Before his rise to fame on social media, Dahis started his science career like many others: undergraduate school. As a student studying electrical engineering, Dahis dove into various projects, including breast cancer modeling where he developed an algorithm to infer whether babies are hard of hearing. These experiences led him to pursue a master’s degree, and then a doctorate, in biomedical engineering at the Technion Israel Institute of Technology.
Just when Dahis was deciding what to do next after his master’s program, a guest professor from Harvard University changed the trajectory of his life.
He said he was enthralled by Natalie Artzi’s research talk, daring to ask after the lecture if he could join her lab as a graduate student. Despite her decline to his request, citing his lack of academic papers and experience as an issue, Dahis persisted.
About six months later, he attended a conference in Virginia to present his research and reached out to Artzi to let her know. She invited him to present a seminar to her lab at Harvard while he was on the East Coast.
In one of the most nerve-wracking moments of his life, Dahis worked out a collaborative agreement to work with Artzi and his principal investigator back at the Technion to complete his PhD — but without his PI’s initial knowledge. And while his PI “was pissed at first,” Dahis made him see reason. He argued that getting to work with Harvard is a great opportunity to gain visibility and make collaborative connections.

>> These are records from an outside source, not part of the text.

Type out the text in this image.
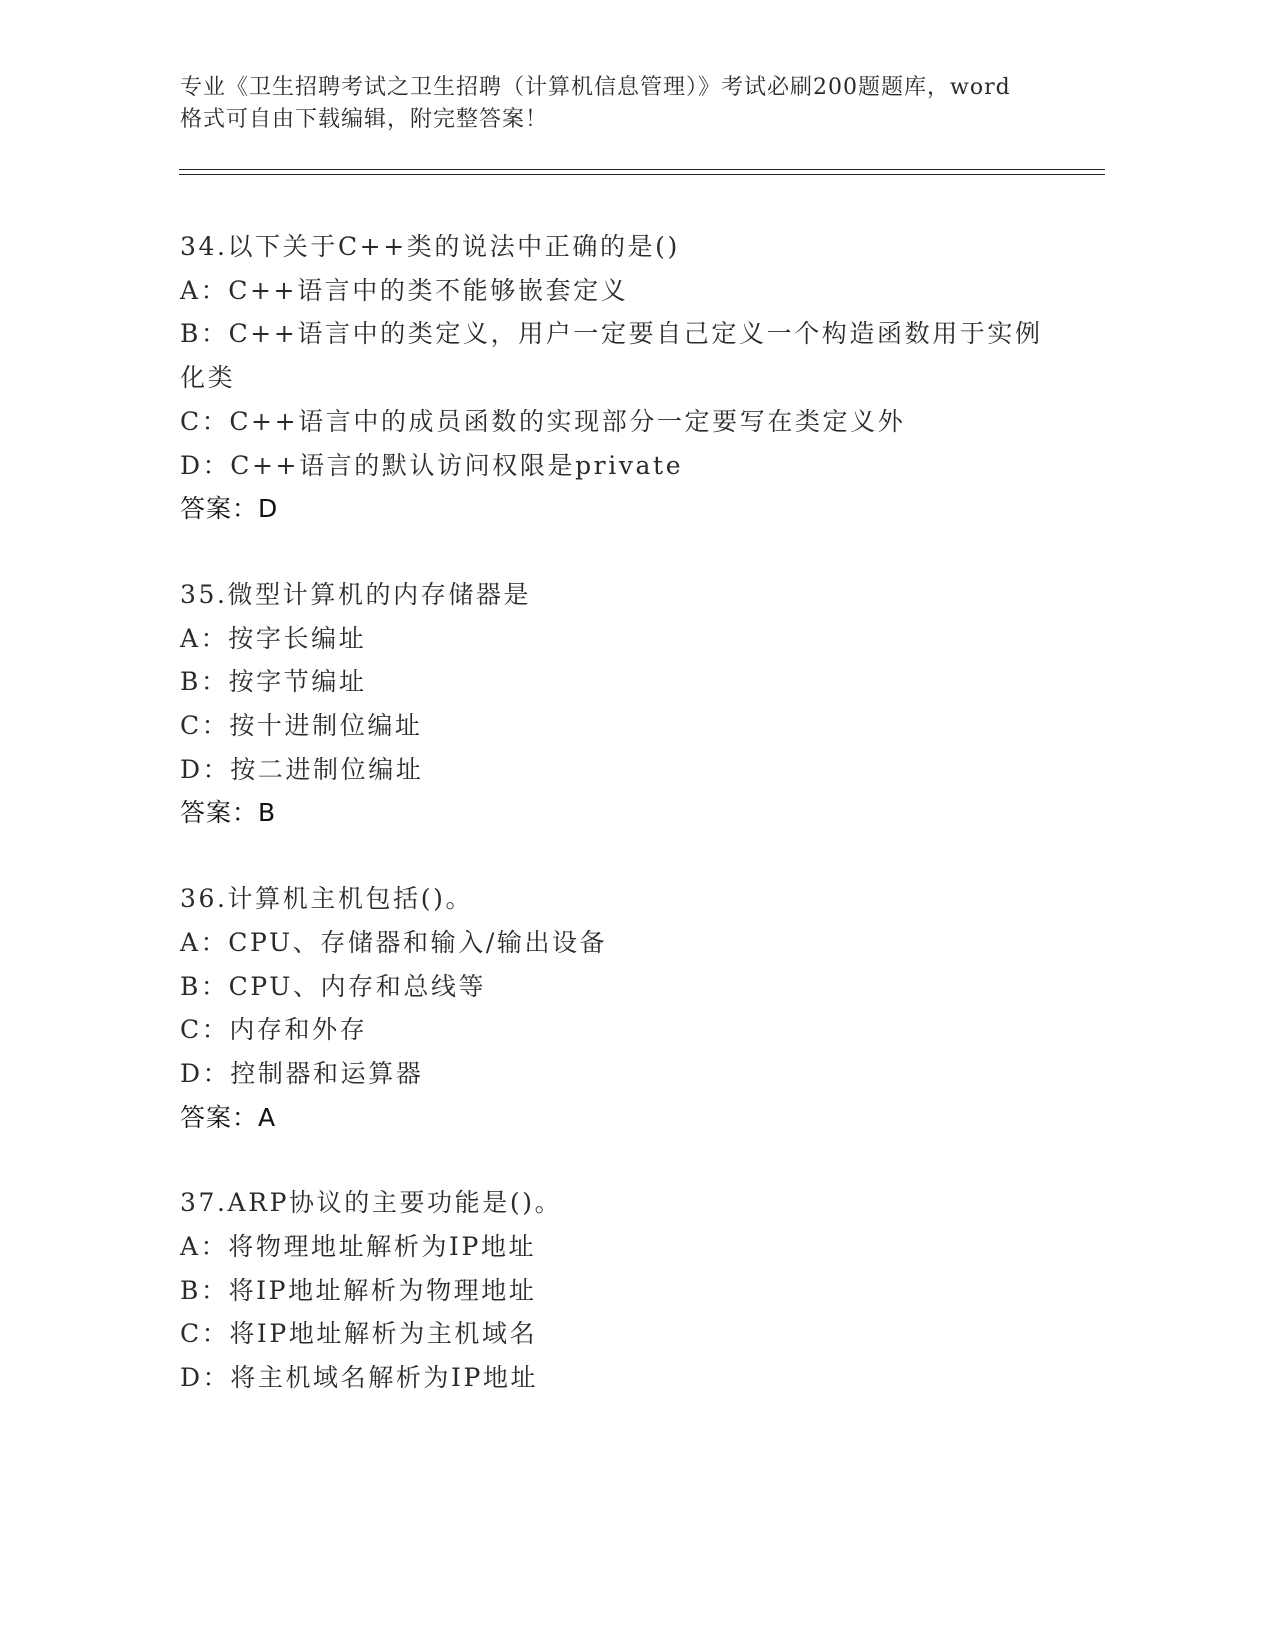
专业《卫生招聘考试之卫生招聘（计算机信息管理）》考试必刷200题题库，word
格式可自由下载编辑，附完整答案！
34.以下关于C++类的说法中正确的是()
A：C++语言中的类不能够嵌套定义
B：C++语言中的类定义，用户一定要自己定义一个构造函数用于实例
化类
C：C++语言中的成员函数的实现部分一定要写在类定义外
D：C++语言的默认访问权限是private
答案：D
35.微型计算机的内存储器是
A：按字长编址
B：按字节编址
C：按十进制位编址
D：按二进制位编址
答案：B
36.计算机主机包括()。
A：CPU、存储器和输入/输出设备
B：CPU、内存和总线等
C：内存和外存
D：控制器和运算器
答案：A
37.ARP协议的主要功能是()。
A：将物理地址解析为IP地址
B：将IP地址解析为物理地址
C：将IP地址解析为主机域名
D：将主机域名解析为IP地址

During his time as a doctoral candidate, Dahis developed his teaching skills by instructing undergraduate students. He saw his work as building scientists, not just completing a project.
Mariana Alonso Riquelme, a former mentee of Dahis’s from the Artzi lab, said how much he valued the people he was working with.

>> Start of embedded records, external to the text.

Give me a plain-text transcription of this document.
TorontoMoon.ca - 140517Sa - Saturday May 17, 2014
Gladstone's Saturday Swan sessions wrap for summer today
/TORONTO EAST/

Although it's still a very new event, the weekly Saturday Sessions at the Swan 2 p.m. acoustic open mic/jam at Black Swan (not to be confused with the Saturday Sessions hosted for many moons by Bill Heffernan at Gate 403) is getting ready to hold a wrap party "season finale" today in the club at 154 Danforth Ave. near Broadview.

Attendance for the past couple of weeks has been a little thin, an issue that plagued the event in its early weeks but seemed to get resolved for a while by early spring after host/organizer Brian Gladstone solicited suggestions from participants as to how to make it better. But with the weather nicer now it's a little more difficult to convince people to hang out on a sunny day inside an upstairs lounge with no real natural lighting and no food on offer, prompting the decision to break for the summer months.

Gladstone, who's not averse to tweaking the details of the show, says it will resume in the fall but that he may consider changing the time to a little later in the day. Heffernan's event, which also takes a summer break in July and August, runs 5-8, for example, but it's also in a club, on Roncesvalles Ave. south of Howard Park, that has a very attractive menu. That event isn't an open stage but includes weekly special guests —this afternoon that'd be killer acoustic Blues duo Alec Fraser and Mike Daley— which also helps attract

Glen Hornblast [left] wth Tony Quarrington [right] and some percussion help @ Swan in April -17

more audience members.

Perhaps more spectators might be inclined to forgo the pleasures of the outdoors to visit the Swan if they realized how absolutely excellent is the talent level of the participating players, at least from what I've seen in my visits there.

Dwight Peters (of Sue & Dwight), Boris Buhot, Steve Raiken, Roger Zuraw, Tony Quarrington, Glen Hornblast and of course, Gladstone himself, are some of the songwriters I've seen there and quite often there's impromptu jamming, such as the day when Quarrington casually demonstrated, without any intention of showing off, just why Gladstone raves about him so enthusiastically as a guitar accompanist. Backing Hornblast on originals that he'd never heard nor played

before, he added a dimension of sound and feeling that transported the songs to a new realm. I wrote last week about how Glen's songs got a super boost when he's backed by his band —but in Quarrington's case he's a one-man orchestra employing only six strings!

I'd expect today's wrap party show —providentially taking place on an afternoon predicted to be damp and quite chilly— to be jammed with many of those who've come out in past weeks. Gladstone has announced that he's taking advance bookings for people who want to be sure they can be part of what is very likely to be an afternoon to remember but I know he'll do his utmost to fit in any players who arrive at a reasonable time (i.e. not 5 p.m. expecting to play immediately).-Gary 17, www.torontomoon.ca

“He’ll think of something and be like, ‘The next day we’re trying it, even if it fails, it doesn’t matter. We’re trying it,’” Riquelme said. “And some people would look at him like he was crazy.”
Seeing Dahis plow through complications helped Riquelme develop her own problem-solving skills.
Years later, Dahis still has that drive as he continues to go after things when the opportunity arises.
When the Brazil Conference, a yearly event hosted by Harvard and MIT that seeks solutions for Brazilian challenges, brought João Adibe Marques, the CEO of a well-known Brazilian pharmaceutical company to the Pagliuca Harvard Life Lab, Dahis gave Marques and his family a tour.
Following the meeting, Marques took a picture with Dahis and posted it to his Instagram. The CEO’s millions of followers flocked to the young scientist’s page.
Seeing the impact a large name could have on his reach, Dahis ambitiously asked a Co-CEO of another major pharmaceutical company, Cimed, to re-post his content. Not stopping there, another attendee of the conference, a famous Brazilian TV presenter, also gave Dahis a shout out after meeting. This combination shot Dahis from just 1,200 followers to over 100,000 in less than a year.
This summer I worked as an intern at one of the other startup companies in the Life Lab and I witnessed Dahis’s excitement over the steady increase of his new followers. Any day we passed each other in the lab or were doing our experiments in the same space, he was sure to tell me how many followers he had.
Even though his followers will likely help his career in the future, he’s not just excited about the fame. He’s mostly excited about science itself.
“He’s always asking other scientists about their work,” said Arlette Cabral, an intern at BioDevek who works under Dahis. “He was late one time to meet up with me because he stopped in the hallway to talk to somebody about what they were up to science-wise.”
At 32, Dahis is influencing Brazilians, and anyone else he comes across along the way, to ask better questions and think critically about science.
“I got this feeling that what I do does not only belong to me,” Dahis said.
Becoming a role model for Brazilians has given Dahis the opportunity to show them what’s possible.
Dahis said: “If they see, ‘Oh, look at that Brazilian, he’s in Harvard doing research,’ [their dreams are] much more feasible and achievable.”